23 abr 2016

Reyes taumaturgos

De los Reyes Magos, aquellos entrañables personajes que según la piadosa tradición adoraron a Jesús niño en el pesebre, nadie nunca ha aportado pruebas de sus poderes mágicos ni de su condición real. Sin embargo, mucho más cerca en el tiempo y en la geografía, los reyes de Francia sí que contaban con facultades supranormales, prueba irrefutable del origen divino de su mandato: eran capaces mediante la simple imposición de manos de curar a los escrofulosos (enfermedad emparentada con la tuberculosis que inflama los ganglios linfáticos del cuello). Desde las profundidades de la Edad Media hasta tiempos modernos los monarcas galos ejercieron sus dotes taumatúrgicas en solemnes ceremonias públicas. El suceso era inexplicable para el entendimiento humano sin las luces de la fe, que nos permite aceptar que un vicario de Cristo, y los reyes pretendían serlo, pueda ejercer alguno de sus poderes por delegación. También se nos escapan las  razones de tan curiosa especialización, así como que los propios reyes fueran pasto de todo tipo de enfermedades desde la peste (Luis IX) a la sífilis (Francisco I), pasando por todo el amplio repertorio disponible en los tiempos. Tampoco tenemos noticia de si alguno de ellos padeció la dolencia que eran capaces de curar en sus vasallos.
  


En el grabado que aporto podemos ver a S. M. Cristianísima (Très Chrestien) Enrique IV, primer Borbón, en la ceremonia del ‘toque’, ante la Corte y el pueblo de París, con la pompa que el caso requería. Es curioso que Enrique antes de ser monarca había coqueteado, o algo más, con los hugonotes (protestantes) y cuando le ofrecieron la corona con la condición de que volviera al redil católico romano exclamó, como justificación de una decisión incuestionable: París bien vale una misa. La parábola del hijo pródigo se materializó una vez más: Allá Arriba no dudaron en dotar al converso de todos los atributos de sus antecesores, incluyendo el de laringólogo a lo divino.

Los zares de Rusia gozaron de parecidos superpoderes, que diríamos hoy. Sus súbditos arriesgaban la vida por tocar el borde del manto de los autócratas eslavos en sus escasas apariciones públicas, con la esperanza de recuperar la salud perdida o nunca disfrutada.

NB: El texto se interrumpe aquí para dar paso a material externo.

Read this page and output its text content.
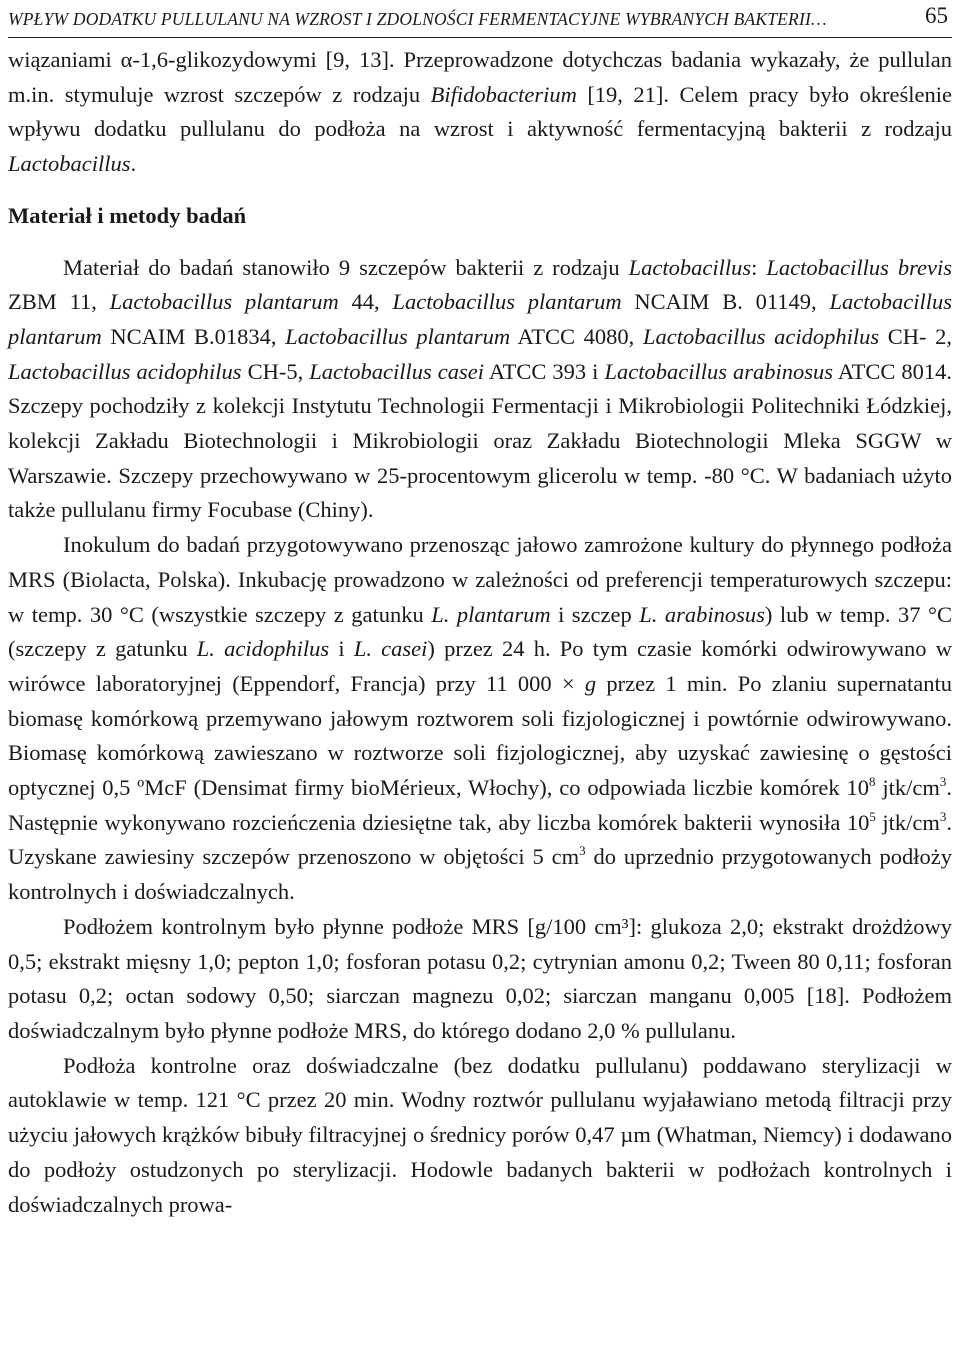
WPŁYW DODATKU PULLULANU NA WZROST I ZDOLNOŚCI FERMENTACYJNE WYBRANYCH BAKTERII…	65

wiązaniami α-1,6-glikozydowymi [9, 13]. Przeprowadzone dotychczas badania wykazały, że pullulan m.in. stymuluje wzrost szczepów z rodzaju Bifidobacterium [19, 21]. Celem pracy było określenie wpływu dodatku pullulanu do podłoża na wzrost i aktywność fermentacyjną bakterii z rodzaju Lactobacillus.

Materiał i metody badań

Materiał do badań stanowiło 9 szczepów bakterii z rodzaju Lactobacillus: Lactobacillus brevis ZBM 11, Lactobacillus plantarum 44, Lactobacillus plantarum NCAIM B. 01149, Lactobacillus plantarum NCAIM B.01834, Lactobacillus plantarum ATCC 4080, Lactobacillus acidophilus CH- 2, Lactobacillus acidophilus CH-5, Lactobacillus casei ATCC 393 i Lactobacillus arabinosus ATCC 8014. Szczepy pochodziły z kolekcji Instytutu Technologii Fermentacji i Mikrobiologii Politechniki Łódzkiej, kolekcji Zakładu Biotechnologii i Mikrobiologii oraz Zakładu Biotechnologii Mleka SGGW w Warszawie. Szczepy przechowywano w 25-procentowym glicerolu w temp. -80 °C. W badaniach użyto także pullulanu firmy Focubase (Chiny).

Inokulum do badań przygotowywano przenosząc jałowo zamrożone kultury do płynnego podłoża MRS (Biolacta, Polska). Inkubację prowadzono w zależności od preferencji temperaturowych szczepu: w temp. 30 °C (wszystkie szczepy z gatunku L. plantarum i szczep L. arabinosus) lub w temp. 37 °C (szczepy z gatunku L. acidophilus i L. casei) przez 24 h. Po tym czasie komórki odwirowywano w wirówce laboratoryjnej (Eppendorf, Francja) przy 11 000 × g przez 1 min. Po zlaniu supernatantu biomasę komórkową przemywano jałowym roztworem soli fizjologicznej i powtórnie odwirowywano. Biomasę komórkową zawieszano w roztworze soli fizjologicznej, aby uzyskać zawiesinę o gęstości optycznej 0,5 ºMcF (Densimat firmy bioMérieux, Włochy), co odpowiada liczbie komórek $10^8$ jtk/$cm^3$. Następnie wykonywano rozcieńczenia dziesiętne tak, aby liczba komórek bakterii wynosiła $10^5$ jtk/$cm^3$. Uzyskane zawiesiny szczepów przenoszono w objętości 5 $cm^3$ do uprzednio przygotowanych podłoży kontrolnych i doświadczalnych.

Podłożem kontrolnym było płynne podłoże MRS [g/100 cm³]: glukoza 2,0; ekstrakt drożdżowy 0,5; ekstrakt mięsny 1,0; pepton 1,0; fosforan potasu 0,2; cytrynian amonu 0,2; Tween 80 0,11; fosforan potasu 0,2; octan sodowy 0,50; siarczan magnezu 0,02; siarczan manganu 0,005 [18]. Podłożem doświadczalnym było płynne podłoże MRS, do którego dodano 2,0 % pullulanu.

Podłoża kontrolne oraz doświadczalne (bez dodatku pullulanu) poddawano sterylizacji w autoklawie w temp. 121 °C przez 20 min. Wodny roztwór pullulanu wyjaławiano metodą filtracji przy użyciu jałowych krążków bibuły filtracyjnej o średnicy porów 0,47 µm (Whatman, Niemcy) i dodawano do podłoży ostudzonych po sterylizacji. Hodowle badanych bakterii w podłożach kontrolnych i doświadczalnych prowa-
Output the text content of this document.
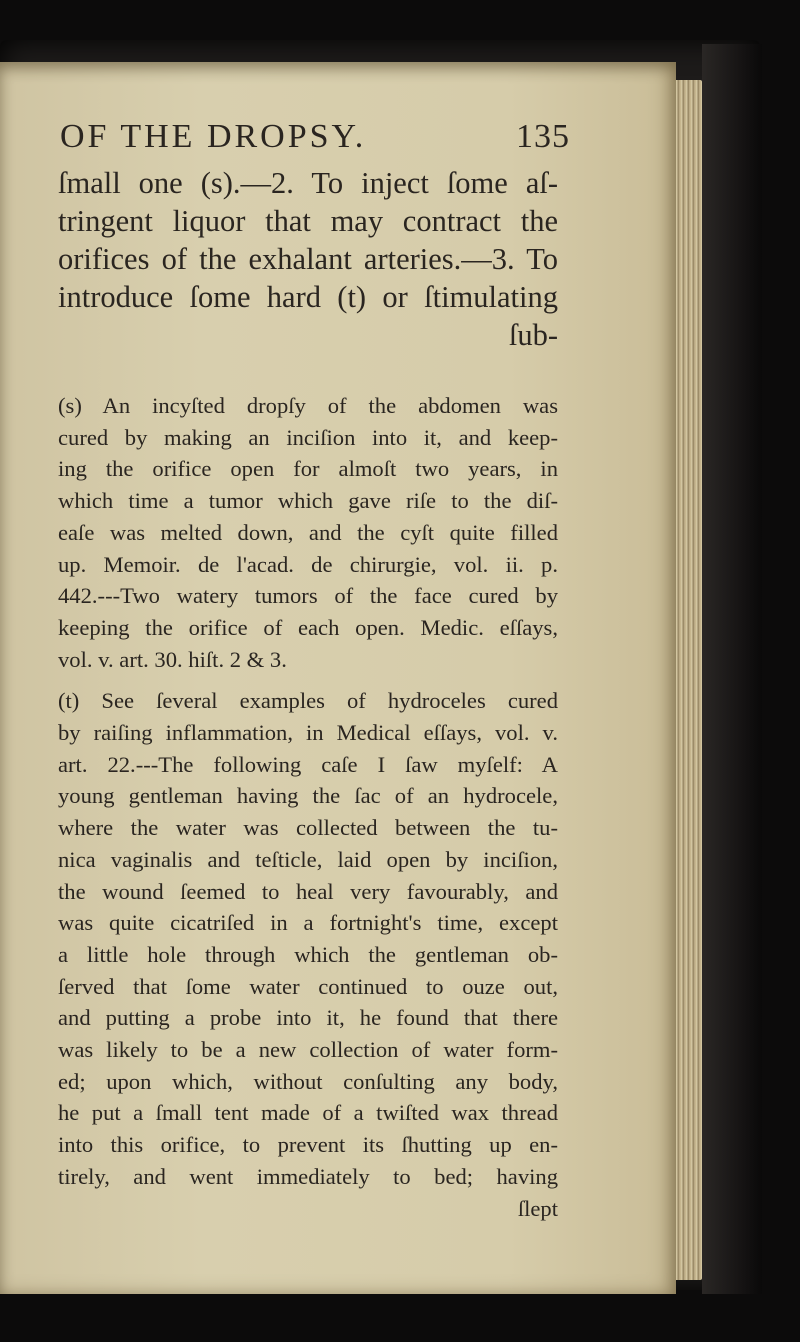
OF THE DROPSY.	135
ſmall one (s).—2. To inject ſome aſ-
tringent liquor that may contract the
orifices of the exhalant arteries.—3. To
introduce ſome hard (t) or ſtimulating
ſub-
(s) An incyſted dropſy of the abdomen was
cured by making an inciſion into it, and keep-
ing the orifice open for almoſt two years, in
which time a tumor which gave riſe to the diſ-
eaſe was melted down, and the cyſt quite filled
up. Memoir. de l'acad. de chirurgie, vol. ii. p.
442.---Two watery tumors of the face cured by
keeping the orifice of each open. Medic. eſſays,
vol. v. art. 30. hiſt. 2 & 3.
(t) See ſeveral examples of hydroceles cured
by raiſing inflammation, in Medical eſſays, vol. v.
art. 22.---The following caſe I ſaw myſelf: A
young gentleman having the ſac of an hydrocele,
where the water was collected between the tu-
nica vaginalis and teſticle, laid open by inciſion,
the wound ſeemed to heal very favourably, and
was quite cicatriſed in a fortnight's time, except
a little hole through which the gentleman ob-
ſerved that ſome water continued to ouze out,
and putting a probe into it, he found that there
was likely to be a new collection of water form-
ed; upon which, without conſulting any body,
he put a ſmall tent made of a twiſted wax thread
into this orifice, to prevent its ſhutting up en-
tirely, and went immediately to bed; having
ſlept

Volviendo a Francia, después de la Ilustración que enfangó a toda la sociedad en el respeto a la razón, y de la revolución, su secuela inevitable, volvió la monarquía con las ínfulas de siempre. En su afán restaurador Carlos X, último Borbón hermano y sucesor de Luis XVIII, quiso demostrar a los desleales franceses, previamente degradados de ciudadanos a súbditos, que la monarquía seguía gozando de la predilección y gracia divinas, para lo que organizó una nueva ceremonia del ‘toque’. Era el año 1825 y a esas alturas los franceses no estaban ya para sandeces de este tipo. El resultado fueron muchas risas y un real ridículo del que el pretencioso soberano no logró desprenderse en los cinco años que restaban a su destronamiento.

Ni Luis Felipe, ni Napoleón III, ni mucho menos los presidentes de las cuatro repúblicas que le siguieron dieron ya nunca muestras de veleidades sanadoras. Para estos menesteres, los franceses, otra vez ciudadanos, sólo cuentan ahora con el personal sanitario. Es obvio, la vida va perdiendo color.